5. Conclusions and Further Research

CTS, a popular social network service, is emerging as a crucial tool for categorizing vast web resources for easy searching and sharing. This research focuses on creating and testing a new CF approach to improve recommendation quality. By proposing a CF model that simultaneously considers both tag and time information for weight generation and similarity calculations, the study demonstrates that the hybrid method substantially enhances personalized recommendations compared to models that account for either time or tag alone. Across two distinct datasets, Margarin and Delicious, our evaluation found that the hybrid and time-based weight strategies consistently outperformed the basic CF in terms of precision, recall, and F-measure. Specifically, in the Margarin dataset, the hybrid weight strategy led to an improvement average of 0.77% in precision, 13.27% in recall, and 5.63% in F-measure, while the time-based weight showed respective increases of 0.49%, 11.81%, and 5.14%. For the Delicious dataset, the hybrid weight strategy led to improvements averaging 0.16% in precision, 0.27% in recall, and 5.63% in F-measure, and the time-based weight demonstrated increases of 0.27%, 11.81%, and 5.14%. The tag-based weight’s performance, however, was inconsistent, excelling in certain scenarios and faltering in others. These results underscore the significance of appropriate weight selection tailored to specific datasets. Moreover, it was revealed that the time weight function works well to develop CF performance. The reflection ratio of tag and time differed depending on the dataset. However, the optimized λ was greater than 0.5 in both datasets. When the ratio of tags was higher than that of time to configure the hybrid weight, the recommendation performance was improved. The recommended performance was enhanced as the size of the neighborhood increased, but did not improve at a certain level. From a cost–benefit point of view, it seems efficient to perform big data analysis with a neighborhood of 30 or less and to make recommendations to users.
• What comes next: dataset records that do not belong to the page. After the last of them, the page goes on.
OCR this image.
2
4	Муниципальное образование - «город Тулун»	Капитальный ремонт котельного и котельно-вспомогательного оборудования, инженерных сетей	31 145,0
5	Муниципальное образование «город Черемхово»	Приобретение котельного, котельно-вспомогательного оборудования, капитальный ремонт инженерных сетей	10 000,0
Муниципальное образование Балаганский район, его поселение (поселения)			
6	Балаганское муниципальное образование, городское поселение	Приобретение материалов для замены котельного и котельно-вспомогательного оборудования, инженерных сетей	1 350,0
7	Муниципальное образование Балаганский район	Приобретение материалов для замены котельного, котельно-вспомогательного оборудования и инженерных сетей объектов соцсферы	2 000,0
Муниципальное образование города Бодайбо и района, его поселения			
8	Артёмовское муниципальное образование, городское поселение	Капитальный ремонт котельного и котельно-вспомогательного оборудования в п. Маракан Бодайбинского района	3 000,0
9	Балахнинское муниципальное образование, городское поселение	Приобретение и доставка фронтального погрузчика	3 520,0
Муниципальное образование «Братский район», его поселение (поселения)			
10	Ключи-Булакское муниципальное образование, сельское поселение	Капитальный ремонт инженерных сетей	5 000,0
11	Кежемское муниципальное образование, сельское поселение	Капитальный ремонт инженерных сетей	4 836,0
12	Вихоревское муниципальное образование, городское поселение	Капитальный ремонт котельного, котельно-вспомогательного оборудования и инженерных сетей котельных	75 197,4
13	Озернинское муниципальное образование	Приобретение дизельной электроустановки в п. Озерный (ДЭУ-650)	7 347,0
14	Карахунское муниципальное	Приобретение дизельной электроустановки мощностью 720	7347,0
The evolution of online content, as corroborated by the literature, showcases the need for advanced information filtering and recommendation techniques, an area which our research critically addresses. CTS, as a collaborative tool, has become invaluable in categorizing online resources, with the literature underscoring its adaptability from basic functionalities to more advanced uses in contemporary online communities, such as SNS and e-commerce [29,30]. Further, tags’ semantic importance has been pivotal in information extraction, leading to their incorporation in several recommendation systems [19,33]. In line with the recent trends and findings from researchers such as Bateman et al. [34] and Klašnja-Milićević et al. [20], our study also converges on the theme of integrating tag information while also echoing Jo [35]’s methodological approach, which considers user preferences and similarities. Our research thereby forms a synthesis of the most prominent concepts and methodologies found in the literature, channeling them into a cohesive, updated model.
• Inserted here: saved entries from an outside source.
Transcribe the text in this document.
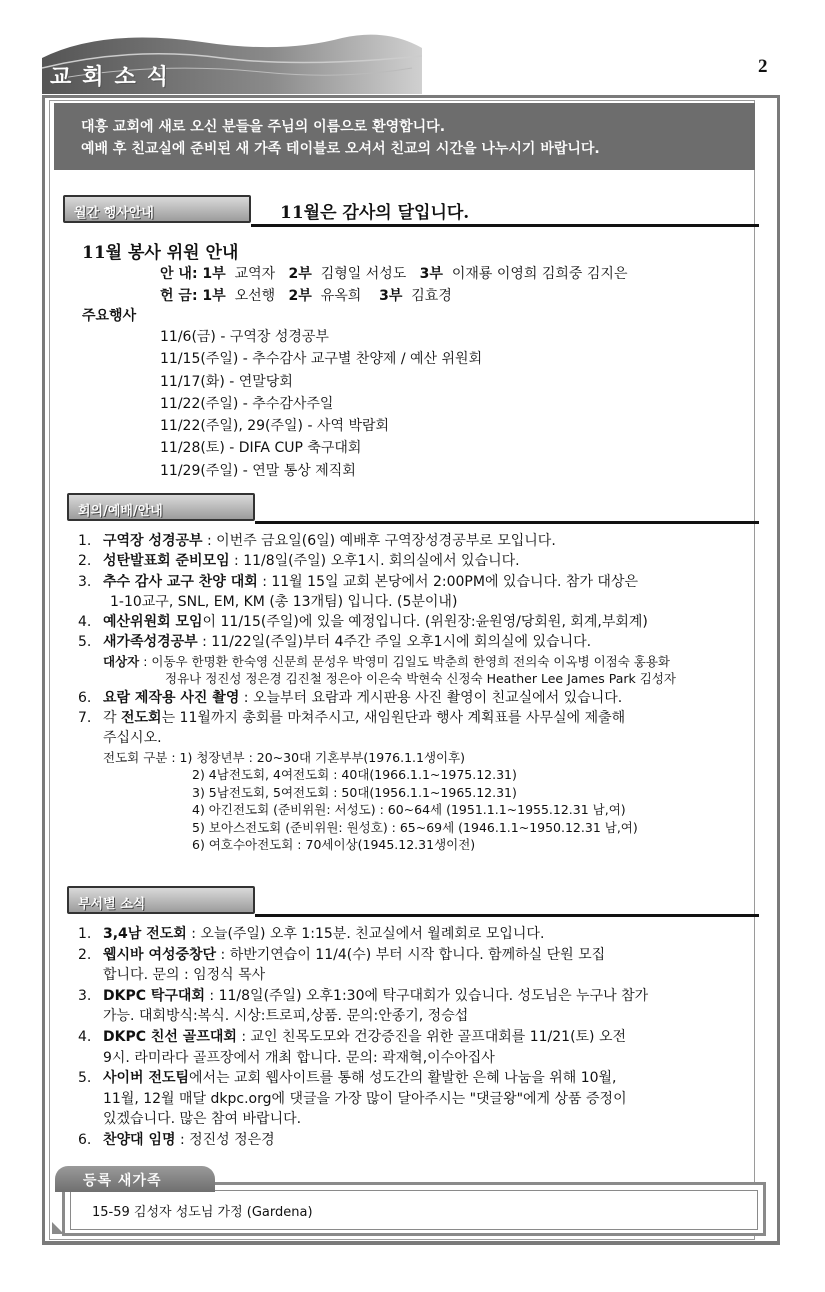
교회소식	2
대흥 교회에 새로 오신 분들을 주님의 이름으로 환영합니다.
예배 후 친교실에 준비된 새 가족 테이블로 오셔서 친교의 시간을 나누시기 바랍니다.
월간 행사안내	11월은 감사의 달입니다.
11월 봉사 위원 안내
안 내: 1부 교역자 2부 김형일 서성도 3부 이재룡 이영희 김희중 김지은
헌 금: 1부 오선행 2부 유옥희 3부 김효경
주요행사
11/6(금) - 구역장 성경공부
11/15(주일) - 추수감사 교구별 찬양제 / 예산 위원회
11/17(화) - 연말당회
11/22(주일) - 추수감사주일
11/22(주일), 29(주일) - 사역 박람회
11/28(토) - DIFA CUP 축구대회
11/29(주일) - 연말 통상 제직회
회의/예배/안내
1. 구역장 성경공부 : 이번주 금요일(6일) 예배후 구역장성경공부로 모입니다.
2. 성탄발표회 준비모임 : 11/8일(주일) 오후1시. 회의실에서 있습니다.
3. 추수 감사 교구 찬양 대회 : 11월 15일 교회 본당에서 2:00PM에 있습니다. 참가 대상은
1-10교구, SNL, EM, KM (총 13개팀) 입니다. (5분이내)
4. 예산위원회 모임이 11/15(주일)에 있을 예정입니다. (위원장:윤원영/당회원, 회계,부회계)
5. 새가족성경공부 : 11/22일(주일)부터 4주간 주일 오후1시에 회의실에 있습니다.
대상자 : 이동우 한명환 한숙영 신문희 문성우 박영미 김일도 박춘희 한영희 전의숙 이옥병 이점숙 홍용화
정유나 정진성 정은경 김진철 정은아 이은숙 박현숙 신정숙 Heather Lee James Park 김성자
6. 요람 제작용 사진 촬영 : 오늘부터 요람과 게시판용 사진 촬영이 친교실에서 있습니다.
7. 각 전도회는 11월까지 총회를 마쳐주시고, 새임원단과 행사 계획표를 사무실에 제출해
주십시오.
전도회 구분 : 1) 청장년부 : 20~30대 기혼부부(1976.1.1생이후)
2) 4남전도회, 4여전도회 : 40대(1966.1.1~1975.12.31)
3) 5남전도회, 5여전도회 : 50대(1956.1.1~1965.12.31)
4) 아긴전도회 (준비위원: 서성도) : 60~64세 (1951.1.1~1955.12.31 남,여)
5) 보아스전도회 (준비위원: 원성호) : 65~69세 (1946.1.1~1950.12.31 남,여)
6) 여호수아전도회 : 70세이상(1945.12.31생이전)
부서별 소식
1. 3,4남 전도회 : 오늘(주일) 오후 1:15분. 친교실에서 월례회로 모입니다.
2. 웹시바 여성중창단 : 하반기연습이 11/4(수) 부터 시작 합니다. 함께하실 단원 모집
합니다. 문의 : 임정식 목사
3. DKPC 탁구대회 : 11/8일(주일) 오후1:30에 탁구대회가 있습니다. 성도님은 누구나 참가
가능. 대회방식:복식. 시상:트로피,상품. 문의:안종기, 정승섭
4. DKPC 친선 골프대회 : 교인 친목도모와 건강증진을 위한 골프대회를 11/21(토) 오전
9시. 라미라다 골프장에서 개최 합니다. 문의: 곽재혁,이수아집사
5. 사이버 전도팀에서는 교회 웹사이트를 통해 성도간의 활발한 은혜 나눔을 위해 10월,
11월, 12월 매달 dkpc.org에 댓글을 가장 많이 달아주시는 "댓글왕"에게 상품 증정이
있겠습니다. 많은 참여 바랍니다.
6. 찬양대 임명 : 정진성 정은경
등록 새가족
15-59 김성자 성도님 가정 (Gardena)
In our study, the synergy of tag and time empowered the model to intricately decipher evolving user predilections, highlighting not merely their choices, but the temporality of those choices, a feature pivotal in domains like e-commerce, media platforms, and social networks. Contrary to conventional models, which are more static, our system thrives on adaptability, harnessing real-time data, which ensures its resilience and aptness in the face of swift digital transformations. This innovative fusion yields a richer insight into user behaviors over traditional bookmark-centric models. Empirical analysis of both the Margarin and Delicious datasets reinforced this, with our hybrid model consistently eclipsing the performance of rudimentary CF. Moreover, the model adeptly sidesteps challenges inherent to solely tag-based or time-based systems, balancing the dynamism of tags with the contextuality of time, thereby underscoring its robustness and efficacy.

The study’s limitations and future directions encompass several avenues. First, the research solely relied on the Margarin and Delicious datasets. There are many other prominent social tagging platforms, including Facebook, Twitter, Instagram, and CiteULike. Hence, it is paramount for future endeavors to consider a wider array of datasets in order to augment the generalizability of the findings. Second, the study did not juxtapose the proposed algorithm with other existing methodologies. The primary objective was understanding the depth of insights that tag and time data can offer over and above basic bookmarking details. Comparing the proposed methodology with other recommendation algorithms will be a pertinent step in future research. Another dimension for further investigation is the differential impact of tag and time information on preference versus similarity. Exploring varied combinations of recommendation systems by independently measuring preference and similarity can open new doors. Moreover, future research should also delve into analyzing the effects and behaviors segmented by age group and gender. Such a demographic-based analysis may offer more nuanced insights into user interactions and preferences.

Author Contributions

Conceptualization, H.J., J.-h.H. and J.Y.C.; methodology, H.J., J.-h.H. and J.Y.C.; formal analysis, H.J. and J.-h.H.; data curation, J.Y.C.; writing—original draft, H.J. All authors have read and agreed to the published version of the manuscript.

Funding

This work was supported by the Ministry of Education of the Republic of Korea and the National Research Foundation of Korea (NRF-2022S1A5A2A03052219).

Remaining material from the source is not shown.